Continued unblogging
So I’m definitely not back to regular blogging—OK, I’ve never managed to blog very regularly, but anyway, I’m definitely not prepared even for monthly blogging at this point. We’ll have to see how it goes when my semester ends in a couple weeks. In the meantime, I’ve decided to join the world of Web 2.0 and start participating in Flickr (see also the rose and steven group) and del.icio.us. So far I’ve only uploaded the photos from our trip to New Orleans and many photos of our pet cat.
As long as I’m writing, I might as well write a little more. I think the only movie other than Brokeback Mountain that Rose and I have seen in a theater this year is V for Vendetta. Oh, no, we also saw Tristram Shandy: A Cock and Bull Story. I need to read Laurence Sterne’s novel so I can understand how it works as an adaptation, but it works well standing alone too. As far as this kind of movie goes, I think it’s more frivolous than 8½ and probably less frivolous than Adaptation.

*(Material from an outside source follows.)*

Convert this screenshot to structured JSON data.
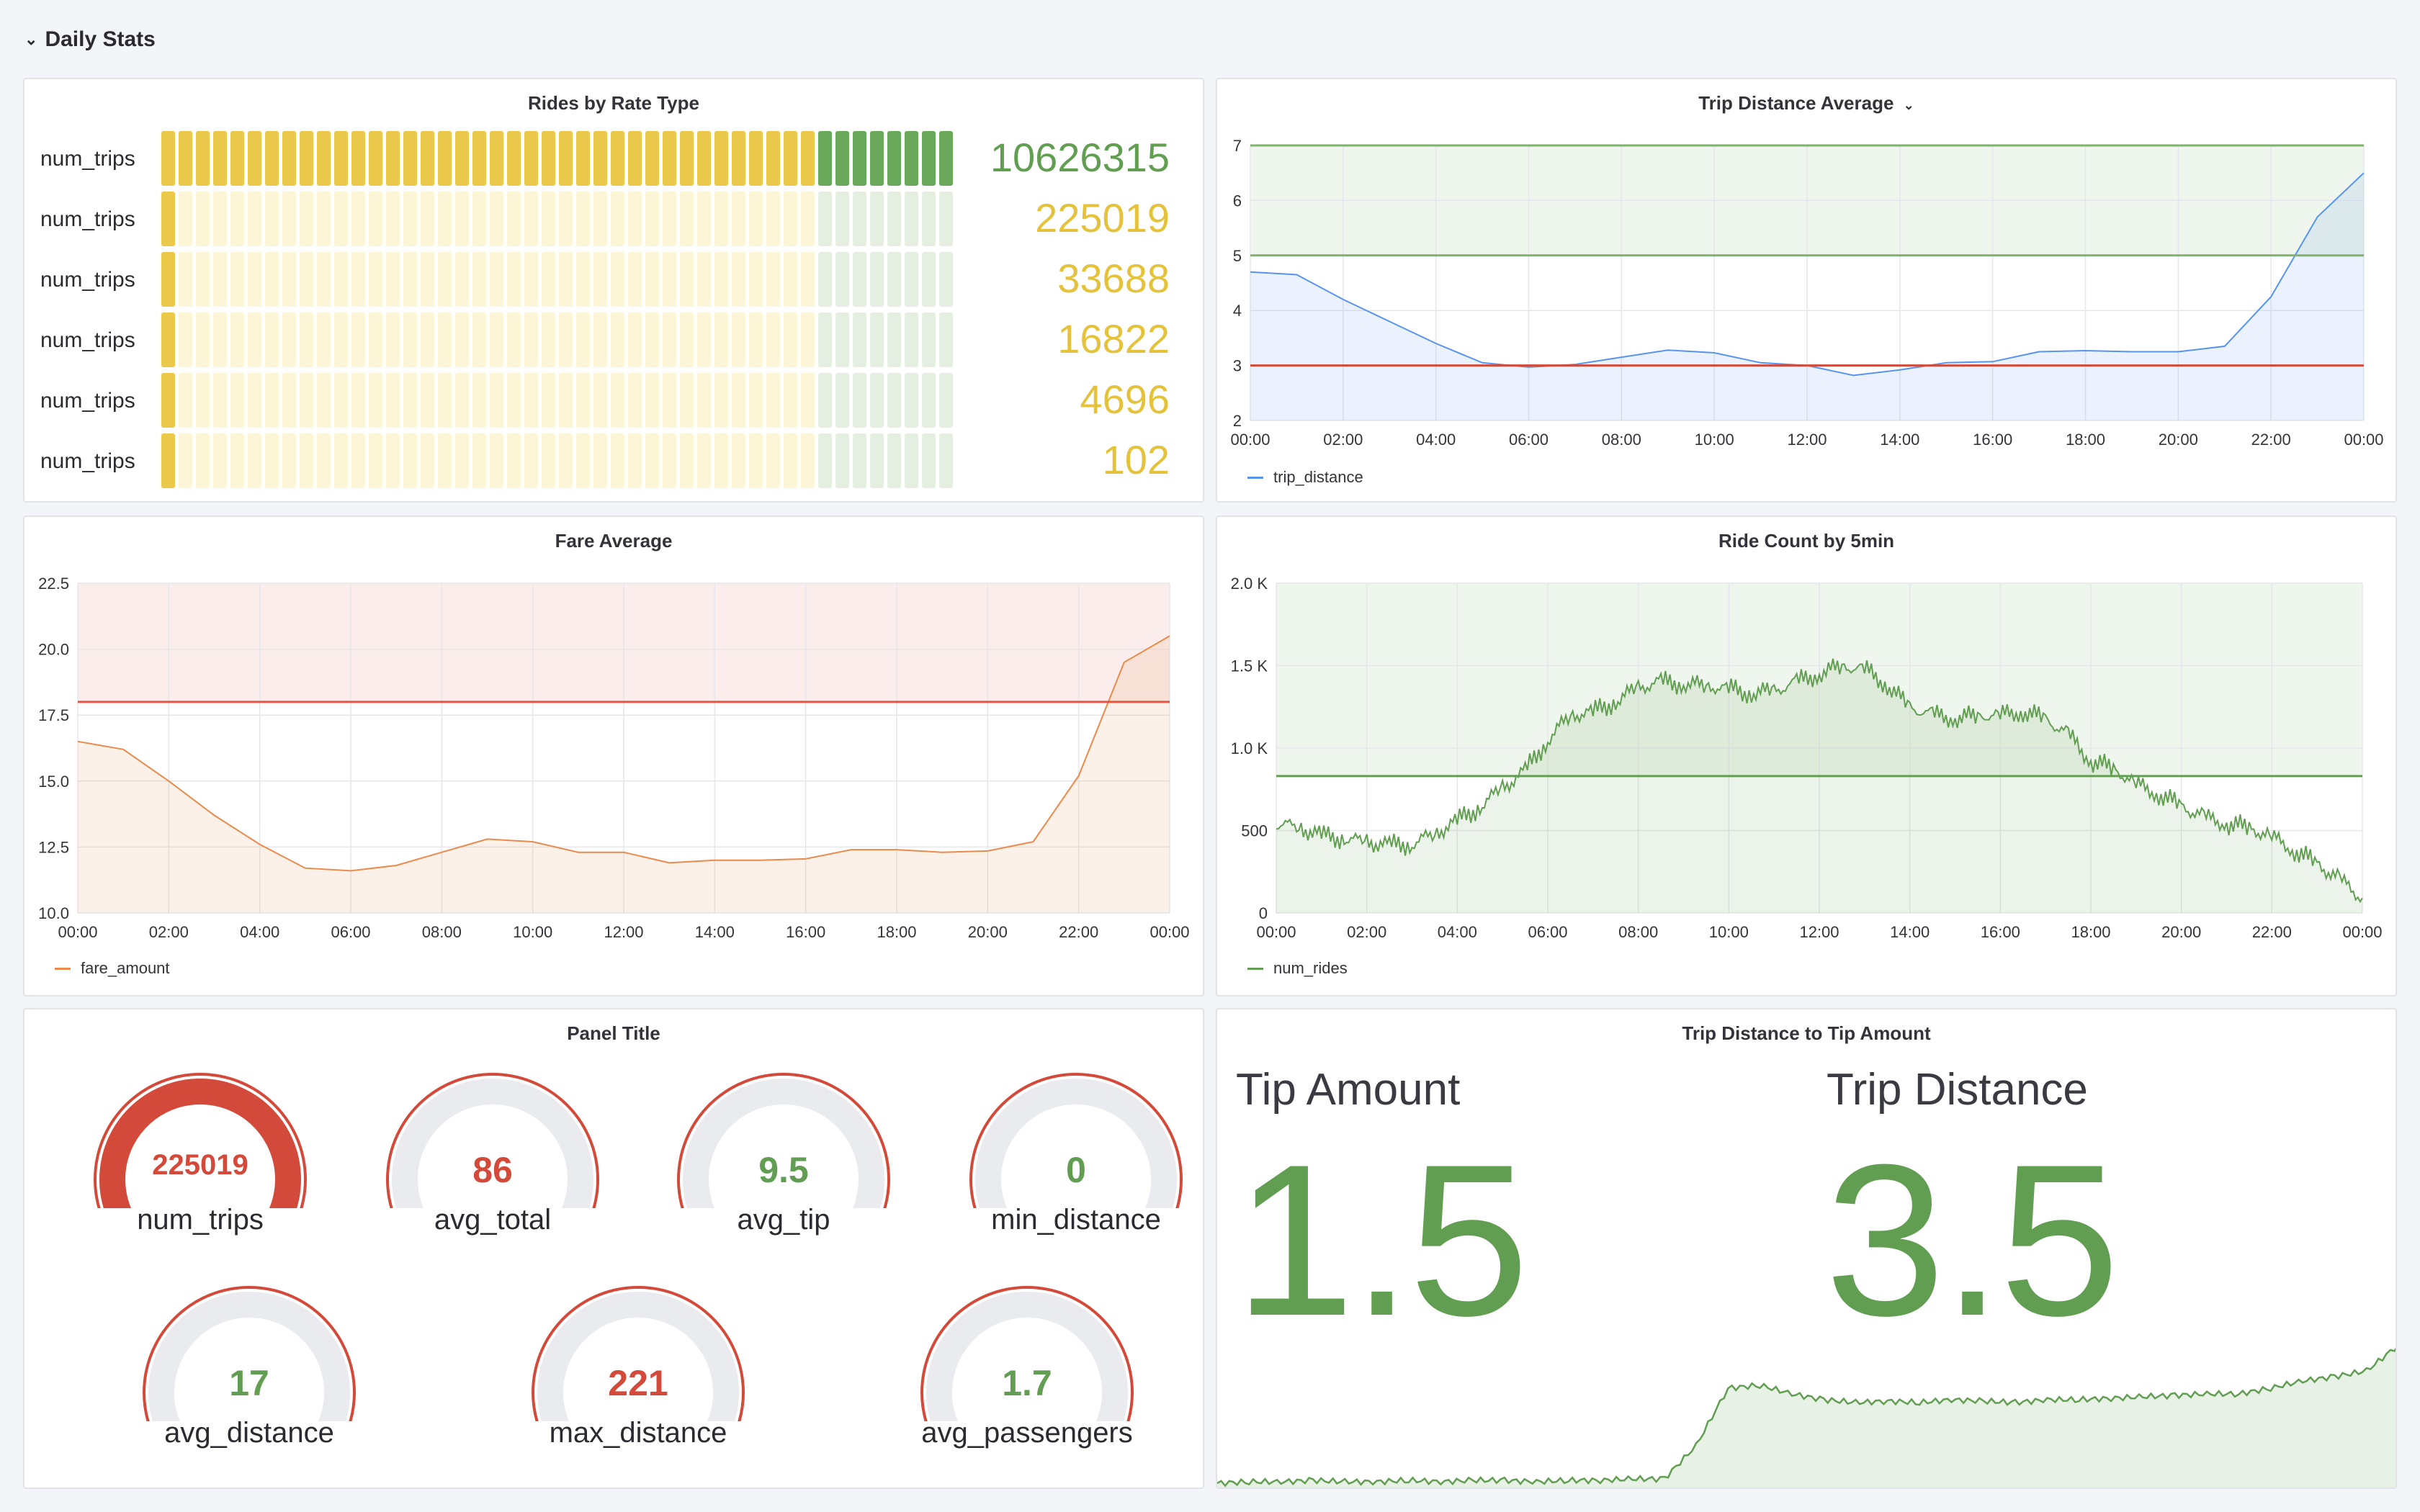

But V for Vendetta. We weren’t initially planning to see it, because it looked pretty stupid. But William Gibson recommended it and John Pistelli at Maxims and Reflections had a whole series of entertaining posts (“Ideas are Bulletproof,” “Re-review,” “Brands are Ideaproof,” “A Shamanic Soldier Priest” [tangentially related]) that really made me want to see the movie. So I did. Twice, in fact: once on my own because Rose was otherwise occupied and then again with Rose. I think Alan Moore’s book doesn’t translate well to cinema—it might have worked better as a much longer movie or a miniseries. It needs an ensemble cast and time to develop several protagonists. The movie jettisons pretty much everything from the book except V’s story and follows a more conventional heroic adventure format that misses much of the book’s political sophistication. I guess Evey’s story is largely intact, especially her imprisonment, but it suffers in comparison with Evey’s story in the book. Movie Evey is older than Book Evey, and this allows her to be less dependent on V. But the filmmakers replace Book V and Book Evey’s coercive power-imbalanced relationship with a more conventional romantic subplot that appears unexpectedly and arbitrarily near the end of the movie. (I certainly wasn’t expecting that kiss, anyway.) I prefer the movie’s less Stockholm Syndrome-esque version of Evey’s escape from prison, but I prefer the book’s less sentimental version of Evey’s final crisis and climax after V’s death.
Other V for Vendetta thoughts, maybe for writing about in the future:
- The prologue and epilogue with Evey admonishing the viewer that the man is more important than the man’s ideas: why do the filmmakers undermine V’s claim that ideas are bulletproof?
- The surprising prosperity and invisibility of class and poverty in this fascist dystopia which lost at least several tens of thousands people from its population to plague and genocide, in a world where the U.S.A. has disintegrated into civil war and the Middle East has presumably done the same or been destroyed entirely. I’m sure it’s U.S. culture’s typical blindness to economic inequality—everybody’s middle class in TV land—but it seems especially egregious in such a political polemical movie.